Future definition of "garcia" in Webster's dictionary: Untouchable

Another must-read article from Rudy Romero:

The way things are going, all one has to be is a Garcia in order to be beyond the reach of the law or of presidential retribution. Indeed, the time is surely coming when the Philippine edition of some international dictionary will list Garcia — appropriately with a small “g” — as a synonym of untouchable.

Any reasonably well-informed Filipino knows what I am talking about.

Gloria Macapagal-Arroyo has been confronted with the cases of two gentlemen, both surnamed Garcia. One is Winston F., the president of the Government Service Insurance System. The other is Carlos C., an active major general who until early this year was head of the comptrollership service (OJ6) of the Armed Forces of the Philippines (AFP).

His propagandists have been trumpeting the message that the incumbent president of the GSIS is the best chief executive officer that the civil servants' Social Security System ever had, and last week Mr. Garcia took out full-page ads in all the dailies detailing his achievements in the various areas of GSIS operations. The big message? Winston Garcia is doing an enormously good job and his detractors don't know what they're talking about.

The other Garcia, on the other hand, is in the hottest of waters (1) because his son and his wife Clarita have been caught by the US Customs' service trying to bring large sums of American currency into the Land of the Free without making the required declarations and (2) because Mrs. Garcia stated to the US Customs' fellows that the funds she was trying to bring into the US emanated from commissions her husband received on AFP procurements and from monetary gifts made by grateful AFP suppliers.

The Tribune ran the story — the only Philippine newspaper to do so — and the resulting furor brought out the fact that the Commander-in-Chief GMA and the AFP chief of staff, Gen. Narciso Abaya, came to be informed of the Garcias' activities as far back as February 2004.

In either case, Malacañang has done nothing resembling displeasure, severe or otherwise. Malacañang's mouthpiece Ignacio Bunye has said GMA's attitude toward Winston Garcia is one of letting the GSIS president deal with his problems with the GSIS staff, GSIS members and the media. As for Gen. Garcia, GMA has done or said nothing about the entire affair.

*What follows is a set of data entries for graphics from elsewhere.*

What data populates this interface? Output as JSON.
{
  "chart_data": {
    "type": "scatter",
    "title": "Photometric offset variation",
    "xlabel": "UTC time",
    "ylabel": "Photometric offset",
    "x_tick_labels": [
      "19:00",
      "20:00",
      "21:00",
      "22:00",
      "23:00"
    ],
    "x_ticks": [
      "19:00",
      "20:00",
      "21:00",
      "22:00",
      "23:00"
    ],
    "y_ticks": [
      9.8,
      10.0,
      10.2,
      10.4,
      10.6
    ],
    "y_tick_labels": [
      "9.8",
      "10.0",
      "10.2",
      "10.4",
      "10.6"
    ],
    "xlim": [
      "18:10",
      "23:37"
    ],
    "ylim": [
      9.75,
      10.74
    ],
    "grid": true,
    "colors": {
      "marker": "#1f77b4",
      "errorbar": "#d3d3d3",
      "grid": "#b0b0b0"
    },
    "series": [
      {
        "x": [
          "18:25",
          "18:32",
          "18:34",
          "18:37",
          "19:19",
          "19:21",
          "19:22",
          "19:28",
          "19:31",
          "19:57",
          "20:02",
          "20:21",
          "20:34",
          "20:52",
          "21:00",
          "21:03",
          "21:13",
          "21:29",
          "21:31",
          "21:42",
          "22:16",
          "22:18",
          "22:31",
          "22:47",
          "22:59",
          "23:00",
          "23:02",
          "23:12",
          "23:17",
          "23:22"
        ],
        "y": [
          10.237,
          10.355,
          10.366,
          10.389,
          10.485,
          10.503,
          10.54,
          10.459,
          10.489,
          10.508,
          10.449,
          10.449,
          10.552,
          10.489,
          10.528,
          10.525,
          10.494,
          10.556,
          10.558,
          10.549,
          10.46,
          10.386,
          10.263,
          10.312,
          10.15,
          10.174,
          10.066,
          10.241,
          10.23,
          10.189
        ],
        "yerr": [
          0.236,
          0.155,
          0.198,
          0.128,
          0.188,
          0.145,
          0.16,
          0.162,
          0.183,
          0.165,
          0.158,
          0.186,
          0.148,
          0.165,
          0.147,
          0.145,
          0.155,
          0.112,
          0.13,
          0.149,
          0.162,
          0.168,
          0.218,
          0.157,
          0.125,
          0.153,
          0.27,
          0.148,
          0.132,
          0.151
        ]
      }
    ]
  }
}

Why this inaction on the part of the little lady from Lubao-Iligan-Binalonan? The explanations are not hard to come by. Let's take Gen. Garcia first.

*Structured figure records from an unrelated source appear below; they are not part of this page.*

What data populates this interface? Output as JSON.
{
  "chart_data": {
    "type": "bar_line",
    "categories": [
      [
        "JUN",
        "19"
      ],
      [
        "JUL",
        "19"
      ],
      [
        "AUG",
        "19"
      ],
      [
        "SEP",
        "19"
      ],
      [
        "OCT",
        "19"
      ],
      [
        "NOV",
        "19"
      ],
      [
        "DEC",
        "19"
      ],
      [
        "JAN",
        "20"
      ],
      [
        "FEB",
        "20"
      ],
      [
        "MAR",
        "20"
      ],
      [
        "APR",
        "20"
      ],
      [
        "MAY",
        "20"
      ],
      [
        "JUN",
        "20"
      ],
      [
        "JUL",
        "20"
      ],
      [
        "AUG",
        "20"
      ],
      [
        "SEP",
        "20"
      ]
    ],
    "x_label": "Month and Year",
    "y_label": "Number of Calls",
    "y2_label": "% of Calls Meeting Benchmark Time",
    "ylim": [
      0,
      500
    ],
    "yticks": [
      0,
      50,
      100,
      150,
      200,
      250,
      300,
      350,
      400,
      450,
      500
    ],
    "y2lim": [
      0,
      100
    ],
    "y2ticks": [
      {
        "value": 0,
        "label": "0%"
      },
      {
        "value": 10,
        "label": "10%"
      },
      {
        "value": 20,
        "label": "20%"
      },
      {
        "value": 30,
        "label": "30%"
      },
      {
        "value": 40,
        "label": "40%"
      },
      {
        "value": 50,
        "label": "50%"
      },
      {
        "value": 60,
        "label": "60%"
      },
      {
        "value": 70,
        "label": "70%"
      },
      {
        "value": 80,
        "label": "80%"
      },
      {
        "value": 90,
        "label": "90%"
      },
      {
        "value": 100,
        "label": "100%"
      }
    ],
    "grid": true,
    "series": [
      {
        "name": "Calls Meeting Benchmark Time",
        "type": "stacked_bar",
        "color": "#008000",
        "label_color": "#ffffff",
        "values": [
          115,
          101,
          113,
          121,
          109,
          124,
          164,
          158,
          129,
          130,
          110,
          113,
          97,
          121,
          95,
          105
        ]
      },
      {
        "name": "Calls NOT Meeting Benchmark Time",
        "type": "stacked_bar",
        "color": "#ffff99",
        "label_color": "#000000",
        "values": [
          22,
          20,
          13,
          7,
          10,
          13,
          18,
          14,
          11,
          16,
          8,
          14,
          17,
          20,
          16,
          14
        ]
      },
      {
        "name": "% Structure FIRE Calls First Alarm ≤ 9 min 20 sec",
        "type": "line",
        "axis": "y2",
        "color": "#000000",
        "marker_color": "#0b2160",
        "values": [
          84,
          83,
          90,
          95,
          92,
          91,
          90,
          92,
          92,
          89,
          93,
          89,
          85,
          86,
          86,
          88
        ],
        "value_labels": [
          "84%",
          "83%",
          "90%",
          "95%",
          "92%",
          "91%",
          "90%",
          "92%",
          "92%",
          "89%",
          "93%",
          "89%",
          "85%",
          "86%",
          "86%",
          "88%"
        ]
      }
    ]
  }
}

Commander-in-Chief GMA has not thrown the book at Maj. Gen. Garcia, as she very well should have, because she is deeply dependent on, and owes her political life to, the military establishment. It is virtually certain that AFP's rot goes very high, and GMA does not want to run the risk of rocking the military boat on which she depends. The military brass easily put her in Malacañang and they can just as easily remove her from there.

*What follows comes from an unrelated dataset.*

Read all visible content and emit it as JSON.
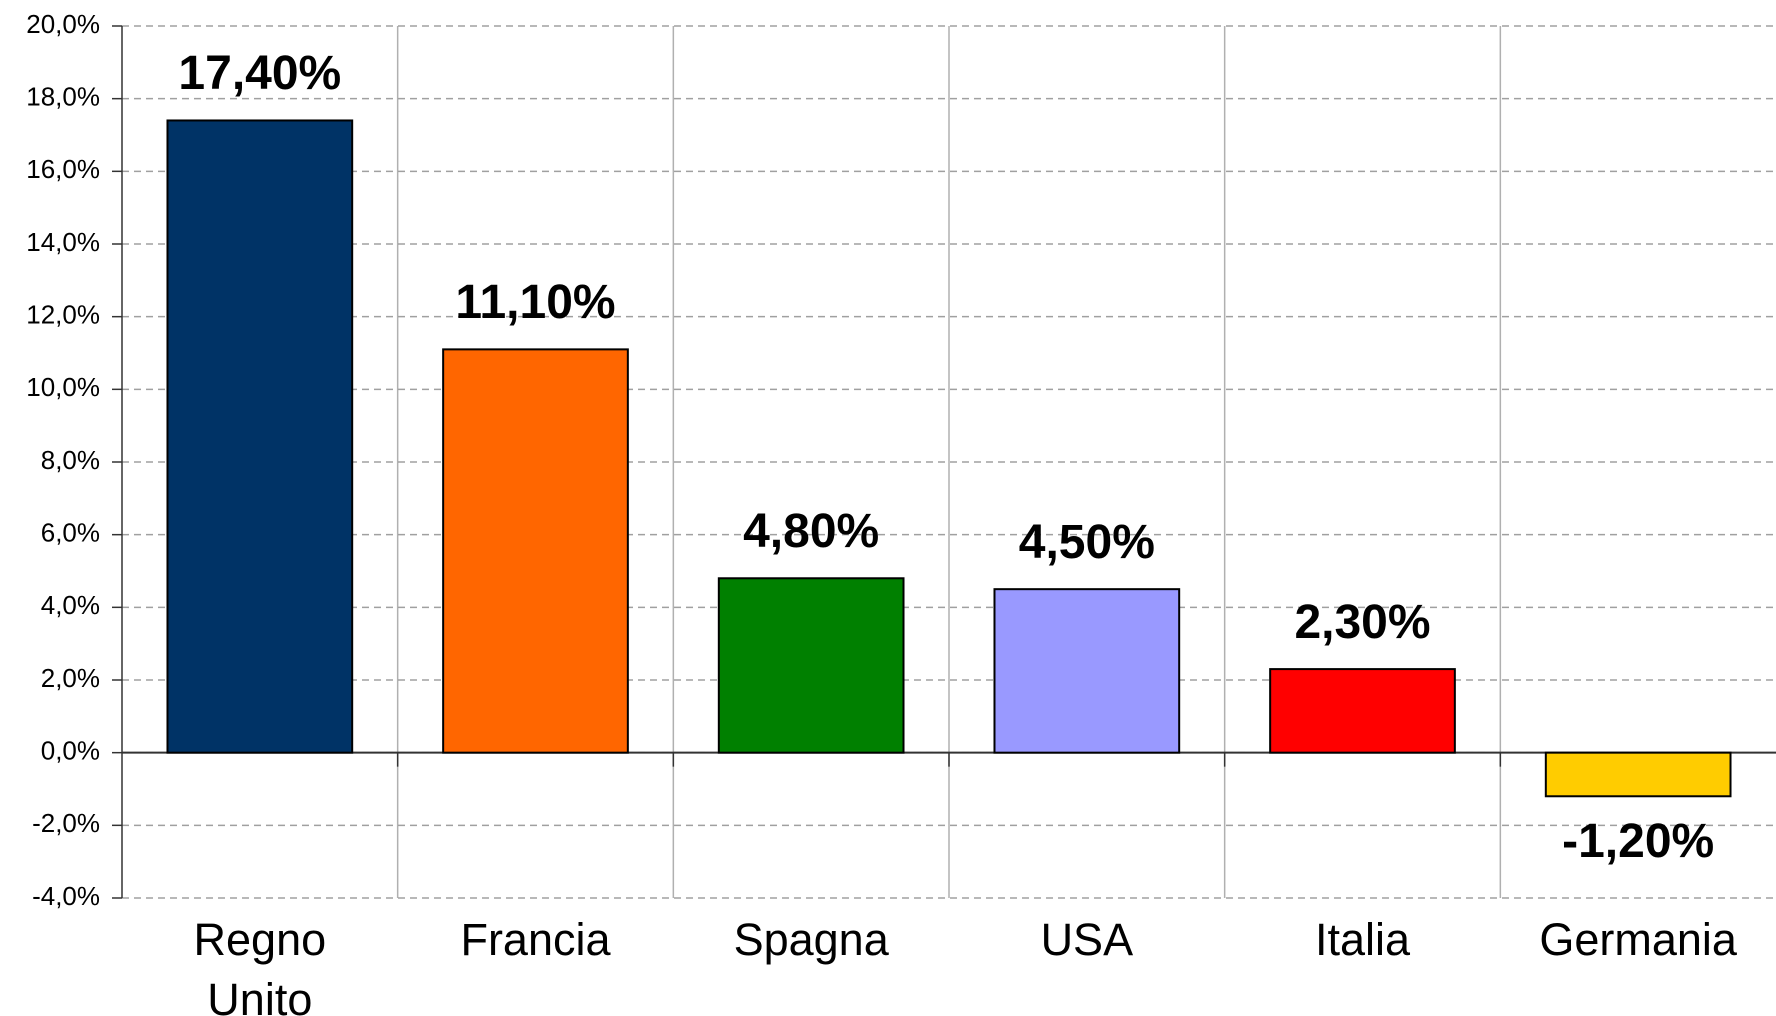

As for Winston Garcia, GMA dare not do anything that will cause the politically powerful Garcias of Cebu to get angry at her. The Garcia family — one of whose members, Gwendoline, was elected governor in the May elections — knows exactly how GMA got to garner 1.1 million votes in that Central Visayas province and win 90 percent of the provincial vote. With Fernando Poe Jr.'s Presidential Electoral Tribunal protest about to be acted on, GMA does not want to start messing around with her principal Cebu benefactor.

I am going to end this piece on a mildly vulgar, but hopefully humorous, note. Parodying the famous advertising slogan for Winston cigarettes, the members of a gay club in London changed the slogan, during the famous Mr. Churchill's time, to read, “Winston tastes good, like a Prime Minister should.” GMA has probably changed the slogan further, this time to read, “Winston tastes good, like a Cebu politician's son should.”